Jefferies expects the December nonfarm payrolls due Friday to generate "gaudy headlines" boasting a bumper 155,000 job gain for the month and a 0.3 percentage-point drop in the unemployment rate to 4.3%, but this is likely to belie the labor market we have at home, which shows little evidence that demand for workers is re-accelerating.
A Big Print With Caveats
Jefferies expects a solid nonfarm payrolls gain, helped by seasonal quirks and specific sectors rather than a broad re‑acceleration in hiring. Much of the anticipated strength is tied to one‑off and seasonal factors that flatter the December data, rather than a genuine shift in underlying labor momentum, the economists said.

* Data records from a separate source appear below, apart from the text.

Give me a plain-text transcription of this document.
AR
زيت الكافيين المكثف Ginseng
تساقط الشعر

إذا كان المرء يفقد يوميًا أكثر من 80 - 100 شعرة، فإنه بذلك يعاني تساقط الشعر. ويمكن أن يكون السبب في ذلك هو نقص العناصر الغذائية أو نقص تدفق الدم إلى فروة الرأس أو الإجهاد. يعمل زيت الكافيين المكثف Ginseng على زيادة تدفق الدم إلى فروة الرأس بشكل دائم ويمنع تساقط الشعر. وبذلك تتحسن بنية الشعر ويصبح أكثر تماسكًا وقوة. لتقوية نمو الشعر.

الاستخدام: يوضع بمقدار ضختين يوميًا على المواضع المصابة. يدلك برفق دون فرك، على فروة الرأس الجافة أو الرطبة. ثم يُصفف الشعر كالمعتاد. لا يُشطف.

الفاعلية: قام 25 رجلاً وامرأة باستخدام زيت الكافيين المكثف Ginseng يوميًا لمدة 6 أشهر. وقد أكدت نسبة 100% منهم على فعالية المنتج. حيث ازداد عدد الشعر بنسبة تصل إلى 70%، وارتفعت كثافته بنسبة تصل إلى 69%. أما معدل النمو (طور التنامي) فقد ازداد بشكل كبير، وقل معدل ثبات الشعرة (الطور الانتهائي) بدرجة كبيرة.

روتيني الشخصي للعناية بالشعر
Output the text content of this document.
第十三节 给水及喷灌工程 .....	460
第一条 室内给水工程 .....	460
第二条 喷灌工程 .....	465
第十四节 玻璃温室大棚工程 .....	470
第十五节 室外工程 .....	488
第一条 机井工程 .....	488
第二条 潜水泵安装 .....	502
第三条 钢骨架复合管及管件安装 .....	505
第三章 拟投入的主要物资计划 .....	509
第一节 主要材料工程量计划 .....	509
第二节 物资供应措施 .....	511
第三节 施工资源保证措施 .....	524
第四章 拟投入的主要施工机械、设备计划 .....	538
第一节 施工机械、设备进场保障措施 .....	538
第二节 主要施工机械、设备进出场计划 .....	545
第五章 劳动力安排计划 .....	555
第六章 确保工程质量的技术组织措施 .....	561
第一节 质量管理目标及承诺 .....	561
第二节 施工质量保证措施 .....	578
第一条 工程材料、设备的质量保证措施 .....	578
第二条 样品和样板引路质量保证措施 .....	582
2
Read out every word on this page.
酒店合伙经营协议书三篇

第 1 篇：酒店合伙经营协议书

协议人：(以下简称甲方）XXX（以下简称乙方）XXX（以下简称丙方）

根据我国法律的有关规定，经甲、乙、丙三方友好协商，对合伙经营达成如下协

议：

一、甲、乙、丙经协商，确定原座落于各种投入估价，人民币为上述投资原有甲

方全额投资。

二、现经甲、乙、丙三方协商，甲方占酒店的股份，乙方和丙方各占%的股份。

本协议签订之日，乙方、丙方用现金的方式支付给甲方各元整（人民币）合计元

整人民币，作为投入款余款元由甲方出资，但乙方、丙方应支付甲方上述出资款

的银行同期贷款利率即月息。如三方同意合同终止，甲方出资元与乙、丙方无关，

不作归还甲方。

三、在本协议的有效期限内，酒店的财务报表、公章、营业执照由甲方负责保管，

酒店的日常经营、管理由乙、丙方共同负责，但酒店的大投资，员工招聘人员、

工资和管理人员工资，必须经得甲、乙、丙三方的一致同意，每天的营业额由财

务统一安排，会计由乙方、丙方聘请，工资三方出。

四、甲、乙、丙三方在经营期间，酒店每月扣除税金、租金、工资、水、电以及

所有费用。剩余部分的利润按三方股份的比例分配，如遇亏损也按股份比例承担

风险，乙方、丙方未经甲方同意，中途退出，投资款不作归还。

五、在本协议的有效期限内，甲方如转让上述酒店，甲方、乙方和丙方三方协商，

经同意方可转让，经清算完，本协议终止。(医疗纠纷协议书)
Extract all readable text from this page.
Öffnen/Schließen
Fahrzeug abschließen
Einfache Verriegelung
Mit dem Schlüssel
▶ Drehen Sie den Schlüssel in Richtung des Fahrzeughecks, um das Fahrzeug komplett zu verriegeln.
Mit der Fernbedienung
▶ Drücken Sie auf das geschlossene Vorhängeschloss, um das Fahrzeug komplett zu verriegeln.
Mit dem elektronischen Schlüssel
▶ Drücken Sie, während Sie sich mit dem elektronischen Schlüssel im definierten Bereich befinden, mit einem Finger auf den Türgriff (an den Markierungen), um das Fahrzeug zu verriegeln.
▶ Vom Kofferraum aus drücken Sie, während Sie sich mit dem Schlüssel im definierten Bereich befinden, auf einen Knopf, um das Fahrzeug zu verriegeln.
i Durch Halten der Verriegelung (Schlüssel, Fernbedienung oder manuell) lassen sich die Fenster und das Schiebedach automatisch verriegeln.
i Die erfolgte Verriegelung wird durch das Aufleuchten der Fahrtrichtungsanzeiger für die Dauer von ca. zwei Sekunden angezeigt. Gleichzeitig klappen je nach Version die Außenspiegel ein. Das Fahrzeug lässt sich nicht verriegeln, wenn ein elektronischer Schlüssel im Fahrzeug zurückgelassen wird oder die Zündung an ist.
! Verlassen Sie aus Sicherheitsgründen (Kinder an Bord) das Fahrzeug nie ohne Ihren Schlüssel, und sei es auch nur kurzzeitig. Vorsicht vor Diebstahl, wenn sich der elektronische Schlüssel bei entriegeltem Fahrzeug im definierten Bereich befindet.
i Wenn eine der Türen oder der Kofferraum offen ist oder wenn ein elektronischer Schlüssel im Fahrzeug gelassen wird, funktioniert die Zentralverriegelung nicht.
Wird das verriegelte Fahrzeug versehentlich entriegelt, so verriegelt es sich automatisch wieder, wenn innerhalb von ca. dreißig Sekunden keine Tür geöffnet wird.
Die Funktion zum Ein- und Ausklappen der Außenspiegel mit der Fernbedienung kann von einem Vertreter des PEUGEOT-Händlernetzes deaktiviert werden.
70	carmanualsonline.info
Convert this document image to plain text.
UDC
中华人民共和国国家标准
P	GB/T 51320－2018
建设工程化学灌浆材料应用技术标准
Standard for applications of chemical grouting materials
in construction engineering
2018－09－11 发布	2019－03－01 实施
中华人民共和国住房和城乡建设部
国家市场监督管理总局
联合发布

Government job gains for the month are expected to jump by 65,000 from November, according to the economists’ forecast. Given that the administration has made clear its plans to keep the pipeline of federal government employees lean, the expected jump in federal government hiring “has nothing to do with a change of heart in the approach to government employment and everything to do with calendar quirks,” the economists said.
The soft demand backdrop for labor is unlikely to change, Jefferies suggested, warning that “these impressive headlines are a consequence of calendar quirks combined with payback effects from October and November distortions that grossly overstate the difference in demand for labor in December.”